AI governance now critical as firms scale adoption

Jenny Ortiz
Written by Jenny Ortiz

As enterprises race to move artificial intelligence projects from experimentation to deployment, governance has become the industry’s most pressing challenge, according to Tahir Mahmood, Co-Founder and CTO of Openbox AI. In an exclusive interview during AIBC Asia 2026 in Manila, Mahmood said businesses are entering a new phase of AI adoption where oversight, security and accountability can no longer be treated as secondary concerns.  

“We’re getting to the stage where people have built a lot of proof of concepts, and now they’re looking at productionising, which is how do we take AI to the next level?” Mahmood said.  

His comments align with findings from Deloitte’s State of AI in the Enterprise 2026 report, which found that only 25 per cent of organisations have successfully moved at least 40 per cent of their AI experiments into production, although 54 per cent expect to reach that milestone within the next six months. According to Deloitte, many companies remain stuck in a “proof-of-concept trap” because production deployments require far greater investment in infrastructure, compliance and security than pilot projects.  

Mahmood said many organisations have already demonstrated AI’s value but are now asking a more difficult question.  

Agentic AI raises new governance questions  

Mahmood believes the rise of agentic AI systems will make governance even more important. Unlike chatbots that rely on human users to validate outputs, agentic systems can independently interact with tools, make decisions and perform tasks across multiple systems.  

“A chatbot is just talking to the LLM directly, and you as a human get an answer,” he explained. “An agent is like the body of the brain. The brain is the LLM, and the agent is the body: arms, legs, eyes. It reaches out to tools. It communicates with other agents.”  

The challenge, Mahmood said, is that AI models remain probabilistic rather than deterministic. “It has no sense of knowing what is right or wrong because the model is probabilistic. So that is the cause of governance.”  

Deloitte’s research highlights a similar concern. While 74 per cent of organisations plan to deploy agentic AI within the next two years, only 21 per cent currently have mature governance frameworks to manage autonomous AI systems.  

According to Mahmood, enterprises increasingly recognise the value of AI agents operating independently, but they also want assurances that those systems remain aligned with business objectives.  

Security remains a top concern

Security risks continue to rank among the biggest obstacles to wider AI deployment. Deloitte found that data privacy and security remain the leading concern for organisations, cited by 73 per cent of respondents. Legal, intellectual property and regulatory risks followed at 50 per cent.  

Mahmood said many of these concerns can be addressed through proper governance mechanisms. “There are known things that AI can do that will go off, and you need to protect against this,” he said.  

He pointed to the work of the Open Worldwide Application Security Project (OWASP), which has identified major AI-specific security vulnerabilities, including prompt injection attacks.  

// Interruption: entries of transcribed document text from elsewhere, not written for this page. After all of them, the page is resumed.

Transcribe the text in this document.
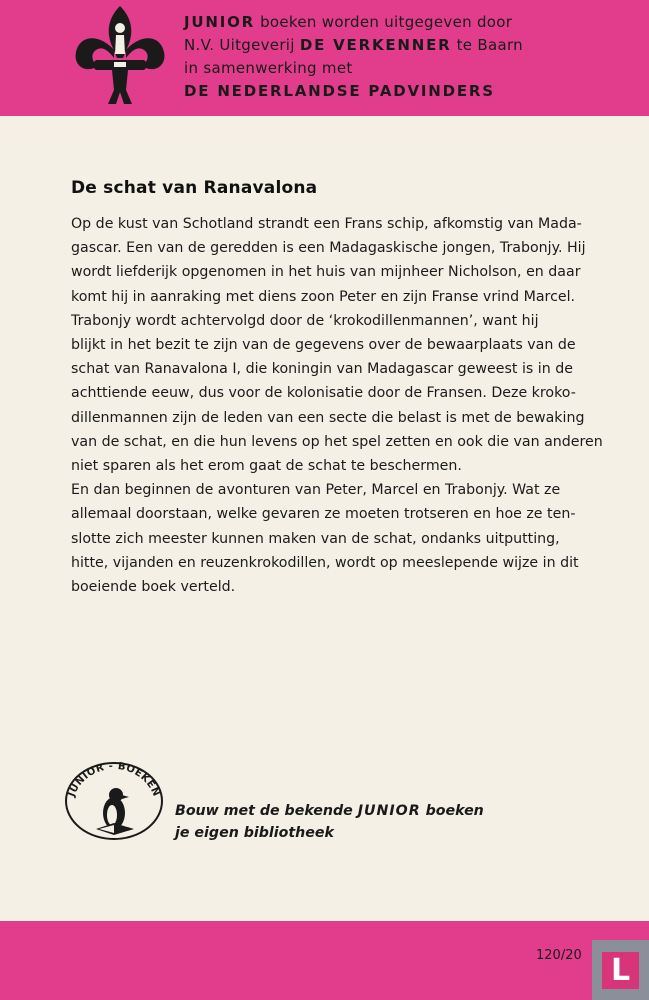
JUNIOR boeken worden uitgegeven door
N.V. Uitgeverij DE VERKENNER te Baarn
in samenwerking met
DE NEDERLANDSE PADVINDERS
De schat van Ranavalona
Op de kust van Schotland strandt een Frans schip, afkomstig van Mada-
gascar. Een van de geredden is een Madagaskische jongen, Trabonjy. Hij
wordt liefderijk opgenomen in het huis van mijnheer Nicholson, en daar
komt hij in aanraking met diens zoon Peter en zijn Franse vrind Marcel.
Trabonjy wordt achtervolgd door de ‘krokodillenmannen’, want hij
blijkt in het bezit te zijn van de gegevens over de bewaarplaats van de
schat van Ranavalona I, die koningin van Madagascar geweest is in de
achttiende eeuw, dus voor de kolonisatie door de Fransen. Deze kroko-
dillenmannen zijn de leden van een secte die belast is met de bewaking
van de schat, en die hun levens op het spel zetten en ook die van anderen
niet sparen als het erom gaat de schat te beschermen.
En dan beginnen de avonturen van Peter, Marcel en Trabonjy. Wat ze
allemaal doorstaan, welke gevaren ze moeten trotseren en hoe ze ten-
slotte zich meester kunnen maken van de schat, ondanks uitputting,
hitte, vijanden en reuzenkrokodillen, wordt op meeslepende wijze in dit
boeiende boek verteld.
JUNIOR - BOEKEN
Bouw met de bekende JUNIOR boeken
je eigen bibliotheek
120/20 L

Governments searching for the right balance

Mahmood said regulators worldwide are still determining how best to oversee the technology. “The EU has always been the first adopter of regulation,” he said, pointing to the European Union’s AI Act as one of the first comprehensive AI regulatory frameworks.  

He estimated that more than 30 countries are implementing policies similar to the EU AI Act. “What I’ve noticed is that governments are all searching and trying to find out where they should land themselves.” 

AI adoption still in its early stages

Despite the attention surrounding artificial intelligence, Mahmood believes adoption remains less advanced than many people assume. He said perceptions are often shaped by developments in technology hubs such as Silicon Valley rather than the realities facing most businesses and consumers.  

Deloitte’s findings support this view. While access to enterprise AI tools has expanded rapidly and now reaches nearly 60 per cent of workers, fewer than 60 per cent of those employees actively use AI in their daily work. Meanwhile, 84 per cent of companies have yet to redesign jobs around AI capabilities.  

Mahmood expects adoption to accelerate as younger generations grow alongside AI technologies.